幸福の条件となる「フロー体験」とは

「フロー体験 喜びの現象学」は、世界思想社から出版されているM.チクセントミハイによって著された書籍です。
初版は1996年8月ですが、現在も人気のある自己啓発本として多くの場所で推薦されています。

まず本のタイトルにもなっている「フロー体験」についてですが、これは「一つのことに没頭することにより、他のことが気にならなくなる状態」のことを言います。

もともと作者のチクセントミハイは「楽しみ」や「喜び」といった感情を研究してきた米国の心理学者であり、その中から人生の幸福の要素として導き出されたのが「フロー体験」なのです。

同じ世界思想社からはチクセントミハイの著書として「楽しみの社会学」や「フロー体験とグッドビジネス-仕事と生きがい」「スポーツを楽しむ-フロー理論からのアプローチ」といった書籍が刊行されています。

これらはいずれもフロー体験を主軸にしつつ、人生においてどういった思考や行動をとっていくべきであるか、ということを考察しています。

日本においてもストレス解消の手段として趣味やスポーツに没頭することが勧められていますが、それをより意識して行っていくことにより、科学的根拠に基づいた幸福感を得ることができます。

このフロー体験は別の言い方としてスポーツ選手の「ゾーン」や、宗教や儀式における「エクスタシー」と表現されることもあります。

近年多くのメディアで取り上げられている「発達障害」の一つ「ADHD」において、その特徴の一つに特定のことにこだわってそればかりを行うというものがあるのですが、それもこのフロー体験に深い関わりがあると考えられます。

意図的にフロー体験に入るための方法とは

「ゾーン」や「エクスタシー」と同等なものとしてフロー体験をとらえてしまうと、よほどの修行や鍛錬がなければ体験は難しいのではないかと思ってしまうでしょう。

しかし本来フロー体験は誰でも体感することができることであり、何度も体験をしていくことでより簡単にその状態になることができます。

ポイントとしては「過程に対して明確な目標がある」ということと「行動に対してフィードバックがある」「挑戦と能力が釣り合っている」「行為と意識が融合している」などの条件をクリアするということです。

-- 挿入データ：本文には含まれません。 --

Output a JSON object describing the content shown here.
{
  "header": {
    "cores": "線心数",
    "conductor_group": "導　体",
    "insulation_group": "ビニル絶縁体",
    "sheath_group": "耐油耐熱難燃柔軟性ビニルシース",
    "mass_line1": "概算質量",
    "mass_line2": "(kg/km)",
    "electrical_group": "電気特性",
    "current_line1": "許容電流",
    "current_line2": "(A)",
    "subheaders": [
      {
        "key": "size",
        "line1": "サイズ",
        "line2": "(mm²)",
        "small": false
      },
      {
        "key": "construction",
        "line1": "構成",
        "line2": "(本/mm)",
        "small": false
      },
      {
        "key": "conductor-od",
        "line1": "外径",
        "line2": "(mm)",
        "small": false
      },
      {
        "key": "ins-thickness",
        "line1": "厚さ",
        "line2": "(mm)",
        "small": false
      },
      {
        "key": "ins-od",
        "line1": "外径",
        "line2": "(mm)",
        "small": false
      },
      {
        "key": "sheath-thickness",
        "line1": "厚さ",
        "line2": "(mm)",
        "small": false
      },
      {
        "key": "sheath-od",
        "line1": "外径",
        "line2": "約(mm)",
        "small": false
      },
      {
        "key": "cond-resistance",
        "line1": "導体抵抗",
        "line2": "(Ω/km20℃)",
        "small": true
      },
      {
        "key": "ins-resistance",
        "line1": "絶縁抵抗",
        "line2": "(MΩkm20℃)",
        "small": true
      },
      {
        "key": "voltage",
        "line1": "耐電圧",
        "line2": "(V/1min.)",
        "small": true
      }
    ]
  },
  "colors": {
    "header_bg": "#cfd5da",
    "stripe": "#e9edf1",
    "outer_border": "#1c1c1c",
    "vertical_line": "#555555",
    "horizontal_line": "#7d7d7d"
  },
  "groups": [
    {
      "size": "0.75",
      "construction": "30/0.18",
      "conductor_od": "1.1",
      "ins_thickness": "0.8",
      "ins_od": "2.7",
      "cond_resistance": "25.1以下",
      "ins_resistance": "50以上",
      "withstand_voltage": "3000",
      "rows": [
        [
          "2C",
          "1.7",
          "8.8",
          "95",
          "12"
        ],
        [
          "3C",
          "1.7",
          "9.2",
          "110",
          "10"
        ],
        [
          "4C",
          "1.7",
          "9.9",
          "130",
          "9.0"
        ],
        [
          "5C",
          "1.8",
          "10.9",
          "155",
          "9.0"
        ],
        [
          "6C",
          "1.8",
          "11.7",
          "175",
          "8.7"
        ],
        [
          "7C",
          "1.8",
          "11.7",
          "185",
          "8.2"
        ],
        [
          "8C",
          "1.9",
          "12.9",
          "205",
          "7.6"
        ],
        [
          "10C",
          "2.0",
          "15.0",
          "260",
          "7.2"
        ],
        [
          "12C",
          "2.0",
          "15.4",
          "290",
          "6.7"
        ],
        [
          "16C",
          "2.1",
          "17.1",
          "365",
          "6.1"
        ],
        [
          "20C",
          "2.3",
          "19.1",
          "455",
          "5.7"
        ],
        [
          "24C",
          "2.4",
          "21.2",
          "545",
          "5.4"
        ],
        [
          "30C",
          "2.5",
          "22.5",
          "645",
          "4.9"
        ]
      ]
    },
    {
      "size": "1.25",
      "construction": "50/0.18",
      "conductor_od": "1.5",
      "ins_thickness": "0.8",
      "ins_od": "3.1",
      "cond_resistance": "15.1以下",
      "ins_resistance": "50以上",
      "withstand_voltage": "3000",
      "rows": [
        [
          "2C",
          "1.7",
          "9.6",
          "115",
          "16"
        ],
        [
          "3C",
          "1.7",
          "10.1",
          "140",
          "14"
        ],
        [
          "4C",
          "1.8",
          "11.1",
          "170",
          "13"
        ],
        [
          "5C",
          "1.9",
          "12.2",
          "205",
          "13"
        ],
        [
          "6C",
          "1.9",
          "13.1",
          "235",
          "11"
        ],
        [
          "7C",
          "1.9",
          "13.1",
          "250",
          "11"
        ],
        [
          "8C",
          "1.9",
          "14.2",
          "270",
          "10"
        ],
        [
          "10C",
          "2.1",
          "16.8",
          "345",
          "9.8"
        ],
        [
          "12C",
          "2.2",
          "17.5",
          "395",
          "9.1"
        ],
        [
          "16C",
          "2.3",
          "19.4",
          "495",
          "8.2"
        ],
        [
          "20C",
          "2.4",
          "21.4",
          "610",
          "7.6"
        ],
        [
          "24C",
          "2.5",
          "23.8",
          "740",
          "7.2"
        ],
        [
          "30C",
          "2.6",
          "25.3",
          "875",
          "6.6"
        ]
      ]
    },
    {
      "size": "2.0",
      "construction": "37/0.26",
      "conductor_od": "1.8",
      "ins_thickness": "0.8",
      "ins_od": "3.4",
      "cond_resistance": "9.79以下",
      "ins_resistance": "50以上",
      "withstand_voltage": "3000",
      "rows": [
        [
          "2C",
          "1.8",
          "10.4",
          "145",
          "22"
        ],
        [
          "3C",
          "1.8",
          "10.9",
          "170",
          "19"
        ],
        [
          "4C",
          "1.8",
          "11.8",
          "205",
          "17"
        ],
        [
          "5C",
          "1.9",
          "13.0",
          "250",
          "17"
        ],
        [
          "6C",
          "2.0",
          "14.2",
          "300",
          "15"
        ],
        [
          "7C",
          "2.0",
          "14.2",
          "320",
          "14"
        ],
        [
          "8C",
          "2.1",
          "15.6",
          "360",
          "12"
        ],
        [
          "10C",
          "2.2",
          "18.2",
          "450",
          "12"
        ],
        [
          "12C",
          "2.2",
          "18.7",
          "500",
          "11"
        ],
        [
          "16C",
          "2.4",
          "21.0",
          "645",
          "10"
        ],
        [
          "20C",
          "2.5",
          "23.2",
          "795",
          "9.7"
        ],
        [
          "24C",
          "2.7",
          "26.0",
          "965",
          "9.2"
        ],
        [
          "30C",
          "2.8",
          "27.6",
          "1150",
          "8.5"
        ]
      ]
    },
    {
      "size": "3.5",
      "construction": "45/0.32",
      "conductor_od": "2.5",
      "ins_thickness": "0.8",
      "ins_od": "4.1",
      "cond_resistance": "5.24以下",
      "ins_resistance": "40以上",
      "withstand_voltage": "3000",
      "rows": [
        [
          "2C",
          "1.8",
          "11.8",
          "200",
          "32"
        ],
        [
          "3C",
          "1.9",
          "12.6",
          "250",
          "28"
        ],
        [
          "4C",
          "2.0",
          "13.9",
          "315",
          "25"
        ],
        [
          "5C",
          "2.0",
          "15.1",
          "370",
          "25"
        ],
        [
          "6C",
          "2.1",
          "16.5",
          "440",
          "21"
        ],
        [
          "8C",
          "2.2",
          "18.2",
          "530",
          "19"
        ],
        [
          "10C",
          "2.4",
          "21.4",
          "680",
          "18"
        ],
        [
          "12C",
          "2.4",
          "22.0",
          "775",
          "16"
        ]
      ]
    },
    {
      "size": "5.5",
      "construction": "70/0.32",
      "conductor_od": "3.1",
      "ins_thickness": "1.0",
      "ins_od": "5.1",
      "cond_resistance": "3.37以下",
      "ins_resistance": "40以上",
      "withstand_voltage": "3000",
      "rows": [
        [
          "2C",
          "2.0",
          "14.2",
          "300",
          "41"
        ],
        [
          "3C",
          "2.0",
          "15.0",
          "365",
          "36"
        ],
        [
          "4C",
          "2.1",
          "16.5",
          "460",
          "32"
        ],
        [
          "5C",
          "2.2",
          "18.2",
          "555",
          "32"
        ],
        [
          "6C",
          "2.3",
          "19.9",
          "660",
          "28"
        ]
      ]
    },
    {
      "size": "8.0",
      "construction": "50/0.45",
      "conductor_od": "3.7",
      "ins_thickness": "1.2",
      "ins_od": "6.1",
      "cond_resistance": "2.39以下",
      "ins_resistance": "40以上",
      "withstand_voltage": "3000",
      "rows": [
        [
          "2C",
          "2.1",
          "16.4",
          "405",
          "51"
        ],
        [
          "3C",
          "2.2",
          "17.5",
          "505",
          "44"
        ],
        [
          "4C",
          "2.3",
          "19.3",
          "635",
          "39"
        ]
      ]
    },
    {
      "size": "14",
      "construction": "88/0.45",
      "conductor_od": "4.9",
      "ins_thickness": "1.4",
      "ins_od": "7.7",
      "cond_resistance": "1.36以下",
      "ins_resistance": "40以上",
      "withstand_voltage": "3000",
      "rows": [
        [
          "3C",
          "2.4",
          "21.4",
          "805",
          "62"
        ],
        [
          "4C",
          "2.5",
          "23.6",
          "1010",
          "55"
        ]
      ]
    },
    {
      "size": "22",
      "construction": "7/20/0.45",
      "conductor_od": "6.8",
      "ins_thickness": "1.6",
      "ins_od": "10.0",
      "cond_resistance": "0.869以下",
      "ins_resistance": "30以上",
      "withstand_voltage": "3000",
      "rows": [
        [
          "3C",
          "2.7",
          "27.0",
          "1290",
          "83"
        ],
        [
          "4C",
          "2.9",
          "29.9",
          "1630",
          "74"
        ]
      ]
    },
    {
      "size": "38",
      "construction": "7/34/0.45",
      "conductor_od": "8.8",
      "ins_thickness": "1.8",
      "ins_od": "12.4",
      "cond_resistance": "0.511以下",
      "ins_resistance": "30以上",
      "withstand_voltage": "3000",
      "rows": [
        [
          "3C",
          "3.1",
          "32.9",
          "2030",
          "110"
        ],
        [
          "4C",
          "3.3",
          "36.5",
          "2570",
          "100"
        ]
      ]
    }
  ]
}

ただし何か特定のことをすれば誰でも同じようにフロー体験になるというわけではなく、その過程はそれぞれ異なるので自分自身の能力や適性から方法を発見していく、ということが必要になります。

どのようにして自分にとってのフロー体験を見つけるかは本に詳しくパターン別に記載がありますので、ぜひ自己分析をしながら見つけていってください。